End-to-end ML workflow
You practice framing prediction problems, building train and validation splits that respect time ordering when needed, and establishing naive baselines before reaching for complex models. Feature discussions emphasize leakage paths through target encoding, future information sneaking into joins, and why cross-validation must mirror deployment constraints. Documentation habits begin early: every experiment notes data version, random seed, and evaluation metrics so results stay comparable.
Model families for tabular data
Lessons compare linear models, regularized regression, tree-based ensembles, and when complexity buys marginal gains. You interpret feature importance cautiously, knowing correlated features can distort rankings. Hyperparameter topics stay practical: reasonable search ranges, validation curves, and stopping rules that avoid endless tuning. Labs use small, interpretable datasets so intuition develops before cloud-scale tooling.
Evaluation and deployment-aware metrics
You study accuracy pitfalls on imbalanced targets, precision-recall trade-offs, calibration for probability outputs, and threshold selection tied to business costs. Scenarios include asymmetric error costs such as fraud or medical triage proxies. Visualization exercises plot ROC-style summaries without overfitting to a single operating point.

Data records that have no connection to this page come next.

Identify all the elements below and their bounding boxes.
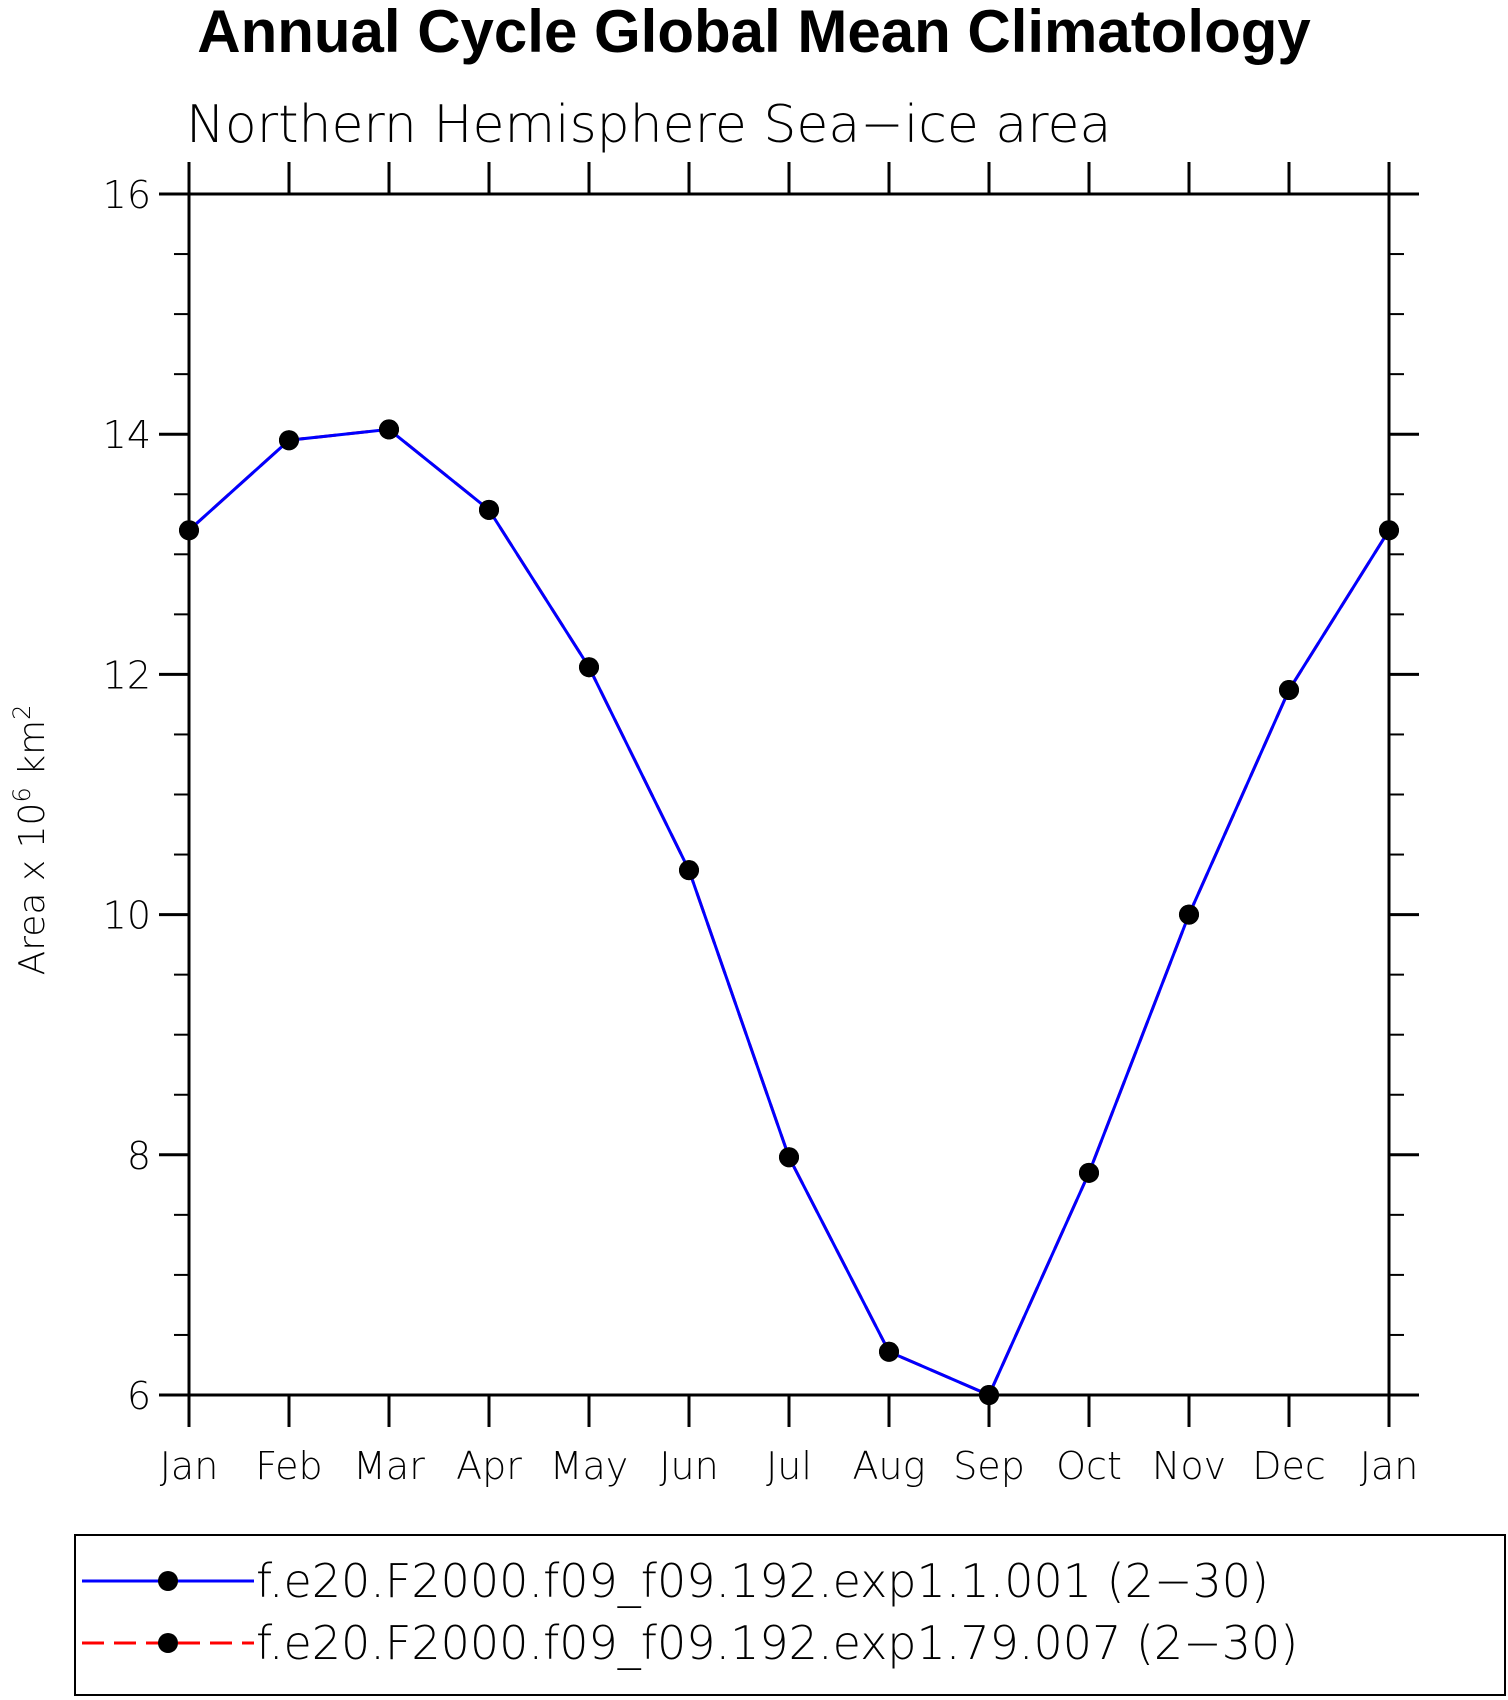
y-axis-label: Area x 106 km2 [8,705,53,976]
y-axis-title: Area x 106 km2 [8,705,53,976]
data-point [679,860,699,881]
series-line [187,427,1391,1397]
data-point [1179,904,1199,925]
tick-labels: 6 8 10 12 14 16 Jan Feb Mar Apr May Jun Jul Aug Sep Oct… [103,173,1419,1488]
series-line [187,427,1391,1397]
y-axis-label-exponent: 6 [8,787,36,802]
y-axis-label-base: Area x 10 [12,803,53,976]
data-point [879,1341,899,1362]
data-point [579,657,599,678]
data-point [279,430,299,451]
y-tick-label: 14 [103,413,151,457]
legend: f.e20.F2000.f09_f09.192.exp1.1.001 (2−30… [74,1534,1506,1696]
y-axis-label-unit: km [12,720,53,787]
x-tick-label: Jan [160,1444,219,1488]
y-tick-label: 6 [127,1374,151,1418]
data-point [779,1147,799,1168]
x-tick-label: Mar [353,1444,425,1488]
data-point [479,499,499,520]
data-point [1079,1162,1099,1183]
legend-marker [158,1633,178,1653]
data-point [1279,680,1299,701]
y-tick-label: 8 [127,1134,151,1178]
data-point [379,419,399,440]
x-tick-label: Jun [659,1444,718,1488]
chart-title: Annual Cycle Global Mean Climatology [197,0,1311,65]
series-layer [179,419,1399,1405]
y-tick-label: 12 [103,653,151,697]
data-point [1379,520,1399,541]
chart-subtitle: Northern Hemisphere Sea−ice area [186,95,1111,155]
x-tick-label: Sep [953,1444,1025,1488]
legend-label: f.e20.F2000.f09_f09.192.exp1.79.007 (2−3… [256,1616,1298,1670]
x-tick-label: Oct [1056,1444,1122,1488]
legend-marker [158,1571,178,1591]
x-tick-label: Jul [766,1444,812,1488]
y-tick-label: 16 [103,173,151,217]
x-tick-label: Apr [456,1444,522,1488]
y-axis-label-unit-exponent: 2 [8,705,36,720]
x-tick-label: Dec [1252,1444,1326,1488]
x-tick-label: Nov [1152,1444,1226,1488]
axis-ticks [159,162,1419,1427]
x-tick-label: Jan [1360,1444,1419,1488]
legend-box [74,1534,1506,1696]
x-tick-label: Feb [255,1444,322,1488]
x-tick-label: Aug [853,1444,926,1488]
y-tick-label: 10 [103,894,151,938]
x-tick-label: May [550,1444,629,1488]
data-point [979,1385,999,1405]
legend-label: f.e20.F2000.f09_f09.192.exp1.1.001 (2−30… [256,1554,1269,1608]
plot-frame [187,192,1391,1397]
data-point [179,520,199,541]
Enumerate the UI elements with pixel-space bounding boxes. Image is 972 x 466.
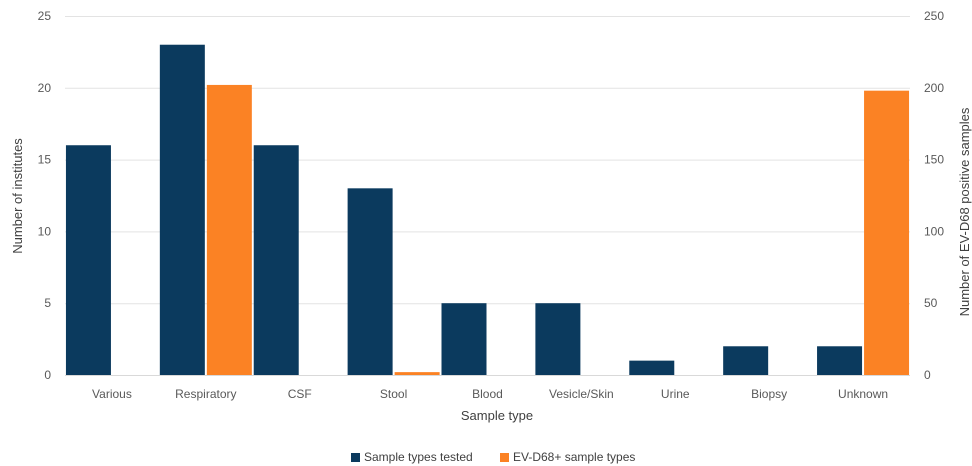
x-tick-label: Vesicle/Skin <box>549 387 614 401</box>
bar-sample-types-tested <box>629 360 675 375</box>
x-tick-label: Respiratory <box>175 387 236 401</box>
y2-tick-label: 100 <box>924 224 944 238</box>
x-tick-label: Unknown <box>838 387 888 401</box>
legend: Sample types tested EV-D68+ sample types <box>351 450 635 464</box>
x-tick-label: Blood <box>472 387 503 401</box>
y-tick-label: 20 <box>38 81 52 95</box>
y-tick-label: 10 <box>38 224 52 238</box>
y-axis-title: Number of institutes <box>10 138 25 254</box>
bar-sample-types-tested <box>65 145 111 375</box>
x-tick-label: Various <box>92 387 132 401</box>
x-tick-label: CSF <box>288 387 312 401</box>
y2-axis-title: Number of EV-D68 positive samples <box>957 107 972 316</box>
x-tick-label: Urine <box>661 387 690 401</box>
y-tick-label: 0 <box>44 368 51 382</box>
bar-sample-types-tested <box>253 145 299 375</box>
bar-sample-types-tested <box>535 303 581 375</box>
y-tick-label: 25 <box>38 9 52 23</box>
bar-sample-types-tested <box>347 188 393 375</box>
x-axis-ticks: Various Respiratory CSF Stool Blood Vesicle/S… <box>92 387 888 401</box>
y2-tick-label: 0 <box>924 368 931 382</box>
bar-sample-types-tested <box>441 303 487 375</box>
bars <box>65 44 910 375</box>
gridlines <box>65 16 910 305</box>
x-tick-label: Stool <box>380 387 407 401</box>
y2-tick-label: 250 <box>924 9 944 23</box>
right-axis-ticks: 0 50 100 150 200 250 <box>924 9 944 382</box>
bar-ev-d68-positive <box>394 372 440 375</box>
y-tick-label: 15 <box>38 153 52 167</box>
bar-sample-types-tested <box>817 346 863 375</box>
legend-swatch-series-2 <box>500 453 509 462</box>
left-axis-ticks: 0 5 10 15 20 25 <box>38 9 52 382</box>
x-axis-title: Sample type <box>461 408 533 423</box>
x-tick-label: Biopsy <box>751 387 787 401</box>
y2-tick-label: 200 <box>924 81 944 95</box>
legend-swatch-series-1 <box>351 453 360 462</box>
legend-label-series-2: EV-D68+ sample types <box>513 450 635 464</box>
y2-tick-label: 50 <box>924 296 938 310</box>
y-tick-label: 5 <box>44 296 51 310</box>
y2-tick-label: 150 <box>924 153 944 167</box>
legend-label-series-1: Sample types tested <box>364 450 473 464</box>
bar-ev-d68-positive <box>206 84 252 375</box>
bar-sample-types-tested <box>723 346 769 375</box>
bar-ev-d68-positive <box>864 90 910 375</box>
bar-sample-types-tested <box>159 44 205 375</box>
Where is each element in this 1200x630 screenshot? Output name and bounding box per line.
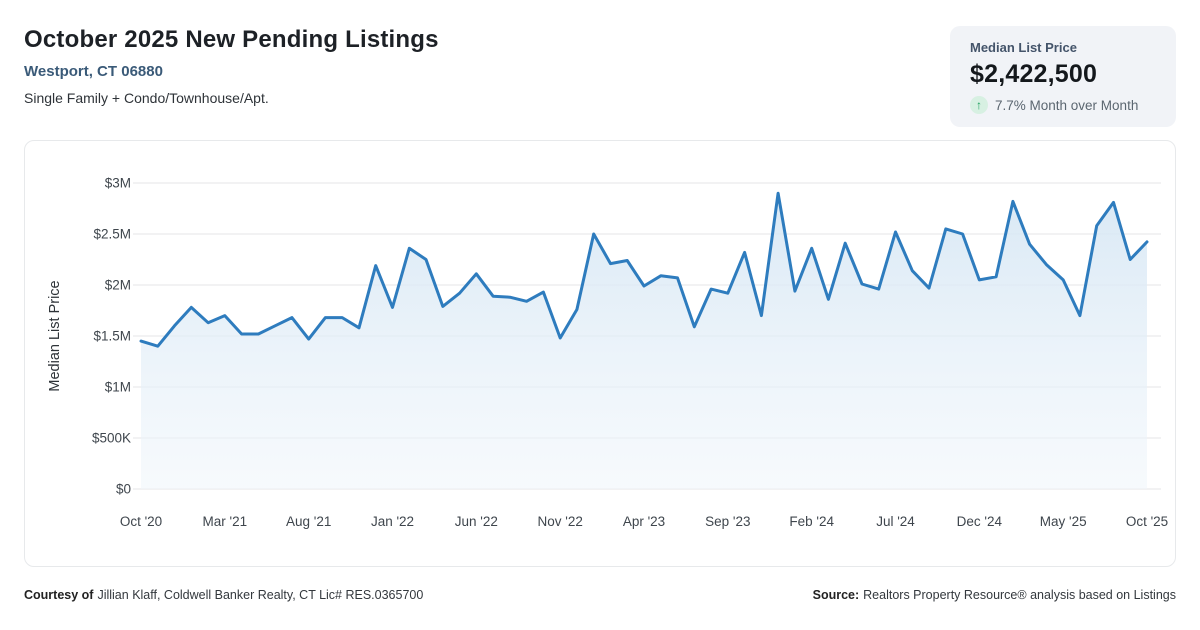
trend-line [139,191,1149,348]
y-tick-label: $0 [116,482,131,497]
x-tick-label: Sep '23 [705,514,750,529]
x-tick-label: Dec '24 [957,514,1003,529]
month-over-month-change: ↑ 7.7% Month over Month [970,96,1156,114]
chart-card: $0 $500K $1M $1.5M $2M $2.5M $3M Median List Pr… [24,140,1176,567]
x-tick-label: Jun '22 [455,514,498,529]
x-tick-label: Oct '25 [1126,514,1168,529]
x-tick-label: Jul '24 [876,514,915,529]
change-text: 7.7% Month over Month [995,97,1139,113]
stat-label: Median List Price [970,40,1077,55]
x-tick-label: Apr '23 [623,514,665,529]
x-tick-label: Mar '21 [203,514,248,529]
source-label: Source: [812,588,860,602]
up-arrow-icon: ↑ [970,96,988,114]
location-label: Westport, CT 06880 [24,63,163,80]
y-tick-label: $3M [105,176,131,191]
x-tick-label: May '25 [1040,514,1087,529]
property-types-subtitle: Single Family + Condo/Townhouse/Apt. [24,90,269,106]
courtesy-label: Courtesy of [24,588,94,602]
page-title: October 2025 New Pending Listings [24,26,439,53]
x-tick-label: Aug '21 [286,514,331,529]
courtesy-line: Courtesy of Jillian Klaff, Coldwell Banke… [24,588,423,602]
header: October 2025 New Pending Listings Westpo… [24,26,1176,127]
x-tick-label: Nov '22 [537,514,582,529]
x-tick-label: Feb '24 [789,514,834,529]
stat-value: $2,422,500 [970,60,1098,88]
source-line: Source: Realtors Property Resource® analy… [813,588,1176,602]
y-tick-label: $2.5M [93,227,131,242]
y-tick-label: $500K [92,431,131,446]
courtesy-text: Jillian Klaff, Coldwell Banker Realty, C… [97,588,424,602]
source-text: Realtors Property Resource® analysis bas… [863,588,1176,602]
y-tick-label: $1.5M [93,329,131,344]
x-tick-label: Oct '20 [120,514,162,529]
x-tick-label: Jan '22 [371,514,414,529]
y-tick-label: $2M [105,278,131,293]
y-axis-title: Median List Price [47,280,63,391]
header-text-block: October 2025 New Pending Listings Westpo… [24,26,439,106]
footer: Courtesy of Jillian Klaff, Coldwell Banke… [24,588,1176,602]
y-tick-label: $1M [105,380,131,395]
area-fill [141,193,1147,489]
median-list-price-chart: $0 $500K $1M $1.5M $2M $2.5M $3M Median List Pr… [47,176,1168,530]
stat-card: Median List Price $2,422,500 ↑ 7.7% Mont… [950,26,1176,127]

Ethics, monitoring, and human oversight
The final block introduces fairness considerations, subgroup checks, model cards, and governance habits for production monitoring. Discussions cover feedback loops when models influence future data, and when human review must remain mandatory. You leave with a checklist for responsible handoffs to engineering teams who will own serving and alerts.
Applied lab extension
Optional deeper dives let you compare two algorithms on the same dataset with honest reporting of compute cost and interpretability trade-offs. You rehearse explaining model limitations to product managers who want certainty you cannot ethically provide. Supplementary notebooks introduce cross-validation nuances for small samples without pushing you into heavy mathematical proofs. Facilitators emphasize documentation habits so teammates can reproduce your splits and random seeds months later. Peer code reviews focus on clarity of probability outputs and on calling out data leakage risks before merge requests land in shared repositories. You may optionally present findings in a lunch-and-learn format.